Article 1 of the Provisions refines the principle-based provisions under Article 21 of the Company Law on damage to a company’s interests caused by its directors, supervisors or senior managers through relationships by specifically stipulating that those persons engaging in such related party transactions shall not be released from their liabilities on the ground of having performed the statutory procedures. The Provisions set out particular rules against such commonly-asserted defenses to better protect a company’s interests. In addition, with respect the invalidation and revocation of the contract for such related party transaction, a company usually does not file a suit on its own to invalidate/revoke the contract despite the unfairness or damage to the company since it is often controlled by individual(s) involved in the transaction. Article 2 of the Provisions therefore gives shareholders the right to bring a shareholder derivative suit to declare the invalidity or revocation of the related party transaction contract.
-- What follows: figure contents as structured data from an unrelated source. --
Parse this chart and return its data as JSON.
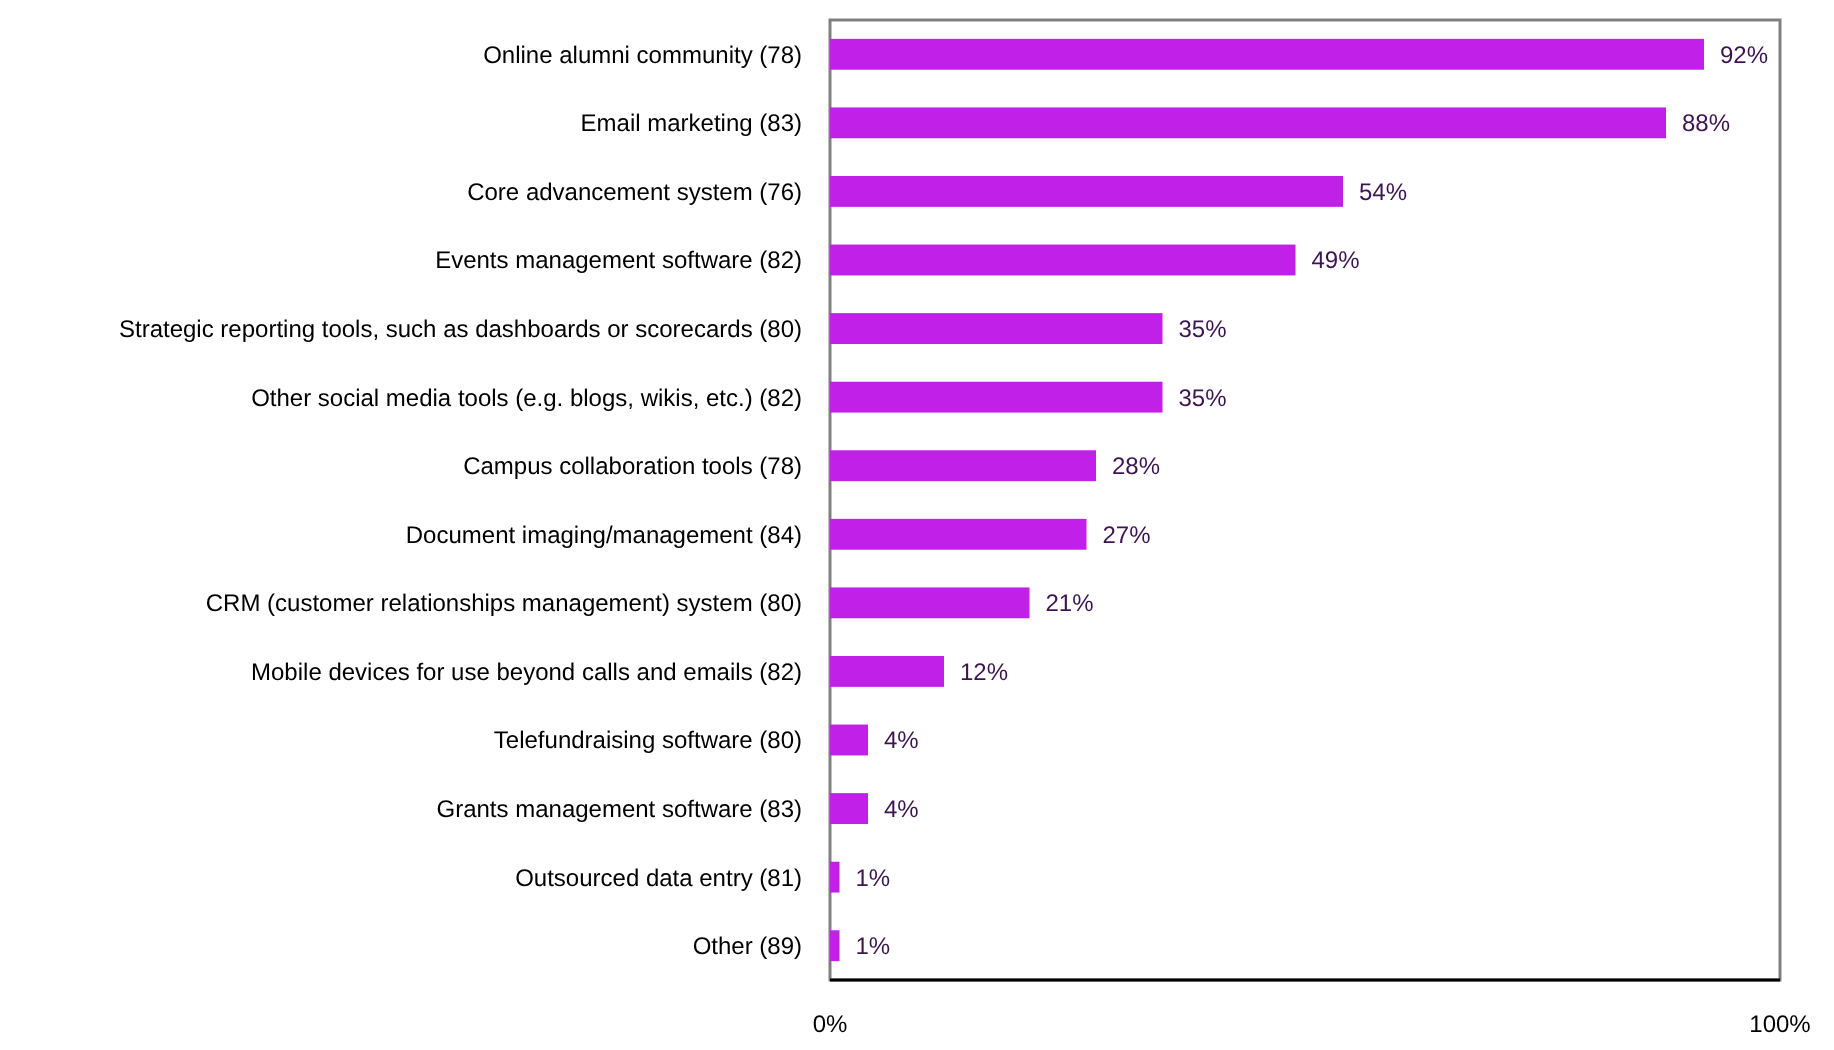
{
  "chart_data": {
    "type": "bar",
    "orientation": "horizontal",
    "categories": [
      "Online alumni community (78)",
      "Email marketing (83)",
      "Core advancement system (76)",
      "Events management software (82)",
      "Strategic reporting tools, such as dashboards or scorecards (80)",
      "Other social media tools (e.g. blogs, wikis, etc.) (82)",
      "Campus collaboration tools (78)",
      "Document imaging/management (84)",
      "CRM (customer relationships management) system (80)",
      "Mobile devices for use beyond calls and emails (82)",
      "Telefundraising software (80)",
      "Grants management software (83)",
      "Outsourced data entry (81)",
      "Other (89)"
    ],
    "values": [
      92,
      88,
      54,
      49,
      35,
      35,
      28,
      27,
      21,
      12,
      4,
      4,
      1,
      1
    ],
    "value_labels": [
      "92%",
      "88%",
      "54%",
      "49%",
      "35%",
      "35%",
      "28%",
      "27%",
      "21%",
      "12%",
      "4%",
      "4%",
      "1%",
      "1%"
    ],
    "color": "#c020e8",
    "xlim": [
      0,
      100
    ],
    "xticks": [
      {
        "value": 0,
        "label": "0%"
      },
      {
        "value": 100,
        "label": "100%"
      }
    ]
  }
}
2. The Provisions clarify the system for removal of directors.
Since current Company Law jurisprudence and judicial practice treat the relationship between a company and its directors as a retainer agreement, under Article 410 of the Contract Law, both parties may terminate the agreement at any time, Article 3 of the Provisions allow directors to be removed before the expiration of his/her term by way of a valid resolution of the shareholders’ meeting or the general shareholders’ meeting. In addition, for compensation to the removed director, since it is not entirely equivalent to remuneration or damages under the agreement, the Provisions state that the judicial institution shall consider multiple factors based on the law, the company’s articles of incorporation as well as the contractual provisions to determine if any compensation shall be paid and the reasonable amount. This article provides guidance to courts in exercising discretion in such cases.
3. The Provisions separately stipulate the time limit for a company’s distribution of profits.
Article 4 of the Provisions requires a company to complete the distribution of profits within one year after the day the resolution to distribute profits is adopted. This article ensures that the shareholders can timely obtain the profits whose distribution has been resolved.
4. The Provisions provide a settlement mechanism for cases of major differences among the shareholders of a limited company.
The Provisions provide that in case of major differences among a company’s shareholders, the parties may negotiate and agree to resolve such differences through measures such as a buyback or capital reduction, and the people’s court should support such a decision as long as it does not violate any compulsory provision under the law or administrative regulations. This article provides guidance on how a company may resume normal operations in the event of a stalemate. However, since the current Company Law still has conditions and procedural requirements for implementing a buyback or share transfer, they shall still be complied with when such measures are put into effect.